Mas naquele tempo era muito difícil ter um diagnóstico preciso, ainda mais para uma criança.

Os médicos diziam que os exames estavam sempre normais e as dores agudas eram as famosas “dores do crescimento”.

No entanto, continuei assim, com esse incômodo por todo o corpo, mesmo após o crescimento ter estacionado na fase da adolescência. 

Apesar de tudo, vivi de forma “normal” entre a infância e adolescência, mesmo sempre sentindo dor, principalmente na coluna e nas pernas.

DESENVOLVI TOC, PÂNICO E DEPRESSÃO. FORA ISSO, AINDA TINHA QUE LIDAR COM A DOR FÍSICA…

Nunca fui de me entregar, estava sempre correndo, pedalando muito e me envolvendo com pessoas da minha idade, até passar por um período em que sofri um abuso sexual aos 13 anos.

Foi um dos momentos mais marcantes e assustadores da minha vida. Escondi o ocorrido até os 30 anos

Sinto que a partir daquele momento minha essência foi modificada. E por conta disso, comecei a ter sintomas de transtorno de ansiedade e depressão, mas isso nos anos 2000 era pouquíssimo falado, ainda mais quando se tratava de uma criança.

Me casei muito cedo, aos 17 anos, em 2005. E me mudei de Campo Grande, onde morava, para Brasília, onde meu esposo vivia. Lá, o quadro de depressão se intensificou.

Mesmo já tendo visitado a cidade inúmeros vezes, a adaptação não foi fácil. O fato de estar longe dos meus pais pesou muito. Então, vieram o Transtorno Obsessivo Compulsivo (TOC) e a Síndrome do Pânico.

Vivia o verdadeiro inferno na Terra. E, para piorar, sem o diagnóstico de nenhuma das doenças (ele veio só depois). Desenvolvi a agorafobia e não conseguia nem pegar um ônibus, pois o pânico tomava conta

Sabia que havia algo de errado. E isso afetou minha vida de tal modo que comecei a emagrecer muito e me agarrei ao computador como válvula de escape.

Ficava a maior parte do tempo só em casa, já que meu marido trabalhava muito. Com todas as doenças mentais já mencionadas e mais a solidão, as redes sociais viraram meu modo de não ficar só. Mas era, na verdade, um vício. Eu tinha que estar conectada. 
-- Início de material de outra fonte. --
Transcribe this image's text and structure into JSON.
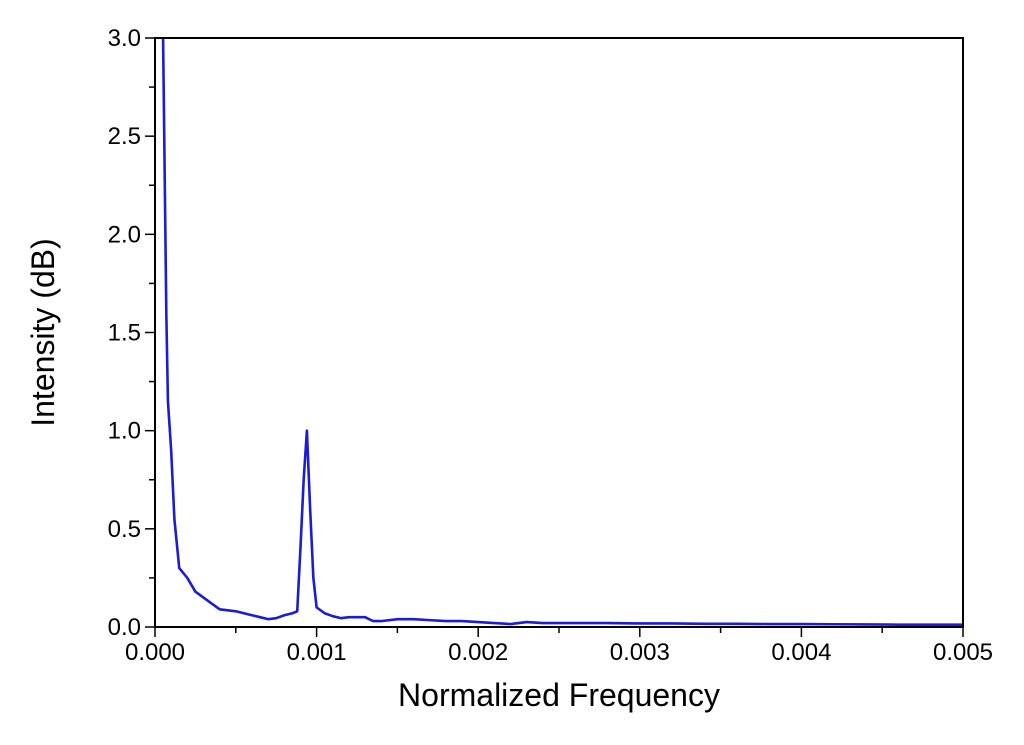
{
  "chart_data": {
    "type": "line",
    "title": "",
    "xlabel": "Normalized Frequency",
    "ylabel": "Intensity (dB)",
    "xlim": [
      0.0,
      0.005
    ],
    "ylim": [
      0.0,
      3.0
    ],
    "x_ticks": [
      "0.000",
      "0.001",
      "0.002",
      "0.003",
      "0.004",
      "0.005"
    ],
    "y_ticks": [
      "0.0",
      "0.5",
      "1.0",
      "1.5",
      "2.0",
      "2.5",
      "3.0"
    ],
    "grid": false,
    "legend": "none",
    "series_color": "#1c1cd6",
    "series": [
      {
        "x": [
          5e-05,
          6e-05,
          7e-05,
          8e-05,
          0.0001,
          0.00012,
          0.00015,
          0.0002,
          0.00025,
          0.0003,
          0.00035,
          0.0004,
          0.00045,
          0.0005,
          0.00055,
          0.0006,
          0.00065,
          0.0007,
          0.00075,
          0.0008,
          0.00085,
          0.00088,
          0.0009,
          0.00092,
          0.00094,
          0.00096,
          0.00098,
          0.001,
          0.00105,
          0.0011,
          0.00115,
          0.0012,
          0.00125,
          0.0013,
          0.00135,
          0.0014,
          0.0015,
          0.0016,
          0.0017,
          0.0018,
          0.0019,
          0.002,
          0.0021,
          0.0022,
          0.0023,
          0.0024,
          0.0025,
          0.0026,
          0.0027,
          0.0028,
          0.003,
          0.0032,
          0.0034,
          0.0036,
          0.0038,
          0.004,
          0.0042,
          0.0044,
          0.0046,
          0.0048,
          0.005
        ],
        "y": [
          3.0,
          2.3,
          1.6,
          1.15,
          0.9,
          0.55,
          0.3,
          0.25,
          0.18,
          0.15,
          0.12,
          0.09,
          0.085,
          0.08,
          0.07,
          0.06,
          0.05,
          0.04,
          0.045,
          0.06,
          0.07,
          0.08,
          0.4,
          0.75,
          1.0,
          0.6,
          0.25,
          0.1,
          0.07,
          0.055,
          0.045,
          0.05,
          0.05,
          0.05,
          0.03,
          0.03,
          0.04,
          0.04,
          0.035,
          0.03,
          0.03,
          0.025,
          0.02,
          0.015,
          0.025,
          0.02,
          0.02,
          0.02,
          0.02,
          0.02,
          0.018,
          0.018,
          0.016,
          0.016,
          0.015,
          0.015,
          0.014,
          0.013,
          0.012,
          0.012,
          0.012
        ]
      }
    ]
  }
}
Meu marido não entendia o caos que eu vivia, não tinha apoio, ouvia que eu era “fresca” e que meus sentimentos não passavam de “mimimi”. Então, após quase sete anos de casamento, decidi pôr um fim na relação

Mesmo estando infeliz, por conta do luto da separação, a depressão veio com ainda mais força e um ano após o divórcio, tentei suicídio, no final de 2012.

AS DORES ERAM INSUPORTÁVEIS A PONTO DE EU NÃO CONSEGUIR FICAR EM PÉ PARA TRABALHAR

Posso dizer que nasci de novo após essa fase… E como tem sido doloroso desde então — doloroso no sentido literal.

Após essa tentativa de suicídio, fui encaminhada para psiquiatra e psicóloga. Foi após essa tentativa que as dores que eu sentia se intensificaram e fui, de fato, diagnosticada com depressão.

Estava no último estágio: depressão severa. Além disso, havia o TOC e o Transtorno de Ansiedade Generalizado (TAG).

Fiquei dois anos sendo medicada e tratada por psiquiatras e psicólogos, mas até então achava que as dores físicas que sentia eram um dos muitos efeitos colaterais causados pelas medicações que utilizava, que não eram poucas

Percebi que não estava bem no final de 2013. Trabalhando em uma grande loja de departamento de shopping, mal conseguia ficar em pé.

As dores me massacravam; ao tentar explicar, ninguém entendia, principalmente meus pais, por eu ser tão nova.

Tive tantas crises que optei por sair do emprego, pois não aguentava ficar cerca de dez horas por dia em pé, fora o tempo esperando pelo ônibus para voltar para casa.

SÓ DESCOBRI O QUE ERA FIBROMIALGIA NO SEGUNDO ANO DO CURSO DE FISIOTERAPIA E ENTENDI QUE TINHA UM NOME PARA O QUE EU VIVIA

Em 2014, entrei na faculdade e decidi cursar Fisioterapia. Não teria outra opção! Sempre digo que a Fisioterapia me escolheu, pois me sentia acolhida ali. Quanto mais estudava, mais queria aprender.

Até que em 2015, tive uma aula sobre fibromialgia. Lembro como se fosse hoje que naquele dia eu estava literalmente chorando de dor.

Cheguei à faculdade com dificuldades de andar. A dor me travava de uma forma que nem conseguiria explicar.

Então, durante essa aula, tão cheia de informações, me vi não como futura fisioterapeuta, mas como paciente.

Foi ali que caiu a ficha. Virei para o lado e disse para a minha amiga: Eu tenho fibromialgia. Ela disse: “Como assim? Você sente tudo isso?”

E após essa aula, conversei com o professor em prantos, pois não aguentava mais explicar o que ninguém conseguia entender. Então, como tinha um bom plano de saúde, ele me indicou alguns profissionais para me ajudar com o diagnóstico.

E lá fui eu passar pela peregrinação: reumatologista, endocrinologista, ginecologista, gastroenterologista, dermatologista, alergista, psiquiatra, psicólogo e por aí vai…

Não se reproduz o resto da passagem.